Gastroesophageal reflux disease (GERD) occurs when stomach acids flow backward into the esophagus, resulting in chest pain or “heartburn.” It is the most common upper–gastrointestinal disorder in Western nations, affecting 30 percent of Americans intermittently and up to 10 percent on a daily basis.

The most common reason for reflux is looseness of the muscular sphincter that separates the esophagus from the stomach. This may occur with alcohol intake, smoking, fatty foods, caffeine, chocolate, or various medications.

Over time, chronic reflux can lead to erosions, ulcers, and scarring of the esophagus wall.
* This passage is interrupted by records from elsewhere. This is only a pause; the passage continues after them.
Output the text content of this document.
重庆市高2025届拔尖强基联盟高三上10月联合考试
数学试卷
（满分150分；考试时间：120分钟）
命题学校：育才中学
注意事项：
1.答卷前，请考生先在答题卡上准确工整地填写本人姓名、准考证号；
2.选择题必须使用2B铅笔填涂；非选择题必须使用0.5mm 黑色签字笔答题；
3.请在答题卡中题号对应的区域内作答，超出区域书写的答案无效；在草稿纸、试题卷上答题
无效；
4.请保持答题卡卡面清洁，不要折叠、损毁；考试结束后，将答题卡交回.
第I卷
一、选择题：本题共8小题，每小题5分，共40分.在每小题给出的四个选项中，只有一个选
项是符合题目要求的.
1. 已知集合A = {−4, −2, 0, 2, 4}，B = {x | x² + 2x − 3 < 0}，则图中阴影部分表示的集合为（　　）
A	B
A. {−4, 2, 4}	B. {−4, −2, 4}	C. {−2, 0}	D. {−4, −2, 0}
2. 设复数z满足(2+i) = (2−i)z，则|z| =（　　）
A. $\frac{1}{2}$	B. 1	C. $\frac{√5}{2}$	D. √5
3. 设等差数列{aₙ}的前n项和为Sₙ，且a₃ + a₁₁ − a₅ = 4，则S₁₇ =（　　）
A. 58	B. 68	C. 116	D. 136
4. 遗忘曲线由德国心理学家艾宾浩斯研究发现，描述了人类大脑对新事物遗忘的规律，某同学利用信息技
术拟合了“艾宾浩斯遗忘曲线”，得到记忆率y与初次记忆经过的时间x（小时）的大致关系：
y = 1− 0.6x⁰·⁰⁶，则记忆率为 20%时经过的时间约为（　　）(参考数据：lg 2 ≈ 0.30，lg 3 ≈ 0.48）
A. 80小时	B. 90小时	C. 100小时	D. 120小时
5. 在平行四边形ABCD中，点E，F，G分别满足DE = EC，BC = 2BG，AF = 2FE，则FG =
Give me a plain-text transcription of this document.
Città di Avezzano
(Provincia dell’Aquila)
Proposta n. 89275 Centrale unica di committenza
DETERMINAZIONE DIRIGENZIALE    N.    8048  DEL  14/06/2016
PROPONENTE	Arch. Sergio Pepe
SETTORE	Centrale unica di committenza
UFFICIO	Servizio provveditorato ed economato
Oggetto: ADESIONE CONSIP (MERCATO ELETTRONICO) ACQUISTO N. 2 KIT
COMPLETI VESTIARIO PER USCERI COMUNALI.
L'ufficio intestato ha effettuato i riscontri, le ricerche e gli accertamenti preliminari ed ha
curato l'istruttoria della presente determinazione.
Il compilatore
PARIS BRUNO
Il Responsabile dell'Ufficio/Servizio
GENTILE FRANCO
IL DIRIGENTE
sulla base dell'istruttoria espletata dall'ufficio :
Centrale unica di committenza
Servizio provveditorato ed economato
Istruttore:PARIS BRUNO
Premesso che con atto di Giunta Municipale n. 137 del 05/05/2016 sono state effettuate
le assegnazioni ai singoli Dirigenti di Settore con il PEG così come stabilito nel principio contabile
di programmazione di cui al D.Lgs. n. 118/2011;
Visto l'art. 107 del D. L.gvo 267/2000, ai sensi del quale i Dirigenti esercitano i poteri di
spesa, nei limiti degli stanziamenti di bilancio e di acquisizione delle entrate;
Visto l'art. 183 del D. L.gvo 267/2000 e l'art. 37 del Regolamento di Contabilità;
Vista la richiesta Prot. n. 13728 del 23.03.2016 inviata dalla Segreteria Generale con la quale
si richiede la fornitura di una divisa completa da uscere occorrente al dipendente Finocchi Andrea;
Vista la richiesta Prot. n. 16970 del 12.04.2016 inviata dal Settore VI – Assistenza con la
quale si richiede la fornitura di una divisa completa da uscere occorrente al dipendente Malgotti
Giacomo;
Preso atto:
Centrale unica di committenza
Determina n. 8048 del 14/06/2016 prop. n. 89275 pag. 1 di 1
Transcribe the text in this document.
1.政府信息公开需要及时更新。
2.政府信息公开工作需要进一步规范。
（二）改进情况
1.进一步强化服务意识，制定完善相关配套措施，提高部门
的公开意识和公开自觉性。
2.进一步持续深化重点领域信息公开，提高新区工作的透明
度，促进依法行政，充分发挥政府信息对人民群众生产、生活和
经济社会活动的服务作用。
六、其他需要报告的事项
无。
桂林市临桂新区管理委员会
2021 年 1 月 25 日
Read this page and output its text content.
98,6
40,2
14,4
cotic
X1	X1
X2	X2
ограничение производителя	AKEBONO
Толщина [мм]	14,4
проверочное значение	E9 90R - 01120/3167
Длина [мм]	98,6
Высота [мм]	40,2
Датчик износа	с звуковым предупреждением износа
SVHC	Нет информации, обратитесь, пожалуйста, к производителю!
GERD is also a strong risk factor for esophageal cancer.


  • Heartburn
  • Difficulty swallowing
  • Hoarseness
  • Regurgitation
  • Belching
  • A full feeling in the throat
  • Persistent cough

Risk Factors

  • Diet (see Nutritional Considerations)
  • Disorders and conditions that cause increased pressure in the stomach, including pregnancy, obesity, and diabetes.
  • Hiatal hernia: In this syndrome, part of the stomach pushes upward through the diaphragm, displacing the lower esophageal sphincter from its normal position. As a result, the sphincter may not function appropriately.
  • Disorders of normal esophageal movements: Such disorders, which include scleroderma and Parkinson’s disease, can disrupt the esophageal clearance of refluxed stomach acid.